Northwestern offers a versatile drama program that is good for students who want flexibility in constructing their own curriculum. It is an interdepartmental program, and students take courses in the Weinberg College of Arts and Sciences and the School of Speech. "The goal of the curriculum is to provide both historical breadth and particular insight into the relationship between dramatic texts and the performative dimensions and skills that have brought them to life."
8. California Institute of the Arts (Cal Arts)
The Los Angeles based CalArts School of Theater's mission is to "expose students to theater traditions from a global cultural perspective and...to nurture non-mainstream voices and promote a cultural and aesthetic diversity of viewpoint, experience and expression."
A few things set the school apart (besides its great location for people wanting to work in film or television).
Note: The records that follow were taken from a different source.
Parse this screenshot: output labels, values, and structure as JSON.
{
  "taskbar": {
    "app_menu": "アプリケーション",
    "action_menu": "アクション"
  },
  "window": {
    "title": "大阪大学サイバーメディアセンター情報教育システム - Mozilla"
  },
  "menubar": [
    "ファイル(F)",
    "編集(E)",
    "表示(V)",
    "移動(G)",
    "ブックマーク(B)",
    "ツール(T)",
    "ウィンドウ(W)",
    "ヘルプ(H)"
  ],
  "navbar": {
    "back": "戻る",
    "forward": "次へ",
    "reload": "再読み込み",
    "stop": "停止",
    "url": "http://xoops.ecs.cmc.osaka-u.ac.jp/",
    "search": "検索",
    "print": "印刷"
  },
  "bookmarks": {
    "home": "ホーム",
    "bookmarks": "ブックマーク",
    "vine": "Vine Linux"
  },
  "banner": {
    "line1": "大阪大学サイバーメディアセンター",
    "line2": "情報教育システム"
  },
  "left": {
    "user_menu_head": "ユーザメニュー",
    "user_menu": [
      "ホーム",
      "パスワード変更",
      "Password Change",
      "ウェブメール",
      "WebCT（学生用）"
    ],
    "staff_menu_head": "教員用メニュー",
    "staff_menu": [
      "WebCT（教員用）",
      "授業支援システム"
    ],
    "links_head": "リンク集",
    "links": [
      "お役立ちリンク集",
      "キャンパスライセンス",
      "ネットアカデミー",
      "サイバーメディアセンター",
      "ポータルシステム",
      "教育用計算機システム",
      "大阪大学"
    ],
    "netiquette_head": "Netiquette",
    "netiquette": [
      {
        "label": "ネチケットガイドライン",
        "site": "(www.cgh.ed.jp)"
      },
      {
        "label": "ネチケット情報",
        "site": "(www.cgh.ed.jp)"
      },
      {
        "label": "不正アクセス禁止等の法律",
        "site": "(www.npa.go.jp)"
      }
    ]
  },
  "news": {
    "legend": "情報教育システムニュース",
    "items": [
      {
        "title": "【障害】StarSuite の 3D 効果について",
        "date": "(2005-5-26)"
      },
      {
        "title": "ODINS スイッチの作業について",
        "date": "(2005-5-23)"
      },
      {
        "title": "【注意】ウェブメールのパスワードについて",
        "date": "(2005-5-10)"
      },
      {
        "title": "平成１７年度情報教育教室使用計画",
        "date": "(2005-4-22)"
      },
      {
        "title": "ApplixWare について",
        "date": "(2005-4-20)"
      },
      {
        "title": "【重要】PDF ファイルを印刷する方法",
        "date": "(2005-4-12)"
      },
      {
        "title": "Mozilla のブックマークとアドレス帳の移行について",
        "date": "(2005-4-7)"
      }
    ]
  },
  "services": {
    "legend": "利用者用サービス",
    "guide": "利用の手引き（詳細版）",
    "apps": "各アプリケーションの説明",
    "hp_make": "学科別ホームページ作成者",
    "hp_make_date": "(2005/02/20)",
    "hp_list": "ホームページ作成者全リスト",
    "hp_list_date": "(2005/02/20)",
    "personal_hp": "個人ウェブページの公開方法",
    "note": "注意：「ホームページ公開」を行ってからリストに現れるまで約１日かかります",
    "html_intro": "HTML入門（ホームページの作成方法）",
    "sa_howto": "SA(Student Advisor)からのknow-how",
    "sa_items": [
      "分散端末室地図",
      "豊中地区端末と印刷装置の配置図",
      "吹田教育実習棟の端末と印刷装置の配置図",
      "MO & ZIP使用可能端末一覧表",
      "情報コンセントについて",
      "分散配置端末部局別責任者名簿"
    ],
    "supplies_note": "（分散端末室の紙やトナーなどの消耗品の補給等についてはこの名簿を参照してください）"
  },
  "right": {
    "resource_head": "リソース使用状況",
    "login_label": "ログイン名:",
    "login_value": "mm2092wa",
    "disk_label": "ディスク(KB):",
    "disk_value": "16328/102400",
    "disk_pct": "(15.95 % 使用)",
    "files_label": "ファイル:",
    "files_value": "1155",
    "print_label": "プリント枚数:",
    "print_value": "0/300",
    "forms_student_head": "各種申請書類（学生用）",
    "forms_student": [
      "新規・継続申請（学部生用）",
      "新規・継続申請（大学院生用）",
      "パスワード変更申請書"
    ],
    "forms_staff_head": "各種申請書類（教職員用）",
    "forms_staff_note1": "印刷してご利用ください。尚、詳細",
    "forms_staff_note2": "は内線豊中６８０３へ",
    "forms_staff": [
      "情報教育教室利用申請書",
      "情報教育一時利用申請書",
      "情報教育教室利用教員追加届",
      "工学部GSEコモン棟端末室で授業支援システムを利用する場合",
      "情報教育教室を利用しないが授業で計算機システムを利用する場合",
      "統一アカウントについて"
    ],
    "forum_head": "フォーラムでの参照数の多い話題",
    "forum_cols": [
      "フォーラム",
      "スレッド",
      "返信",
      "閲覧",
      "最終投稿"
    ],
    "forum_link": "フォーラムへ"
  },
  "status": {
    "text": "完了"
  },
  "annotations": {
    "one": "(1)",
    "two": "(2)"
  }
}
That includes a requirement to take up to 40% of your classes in the School of Critical Studies. These courses (some of which may be theater related) are intended to provide "broad knowledge and cultural sophistication needed for successful arts careers in today's world."
CalArts also has a great center for the study of puppetry and a new theater (the REDCAT) in downtown Los Angeles. Alumni include Bill Irwin, David Hasselhoff, and Ed Harris.
Yale is one of the world's great institutions of learning. It offers an undergraduate Theater Studies major within the department of humanities. This program differs from others in that it focuses less on performance than on theory and the history of theater and in immersing the student in liberal arts curricula.
Or, as their website puts it: "Students who major in Theater Studies are encouraged to use the theater with a more fully developed sense of context and purpose than is usual in a purely technical course of study. Courses are distributed to help ensure that students understand the theater as part of the intellectual life of the culture it interprets and reflects." A degree from Yale definitely opens doors in the theater world.
10. UC San Diego
The UCSD Department of Theatre and Dance offers both a major and minor. You do not need to apply specifically to the Department of Theatre and Dance or audition for the program - any student accepted to UCSD can claim a theater major.
While it is mainly known for its graduate program (with ties to La Jolla Playhouse), the UCSD undergraduate program provides a broad base of knowledge in the fine arts, supplemented with practical experience on the stage. Another advantage of studying at UCSD is that it also has a noteworthy film studies center.
The following schools have strong acting programs: University of Miami (FL), University of Indiana at Evansville, University of Minnesota (with ties to the Guthrie Theater), UT - Austin, Hofstra University, UC Irvine, Boston University, DePaul University, and Emerson College. I also know several excellent actors who attended the theater arts program at UC-Santa Cruz.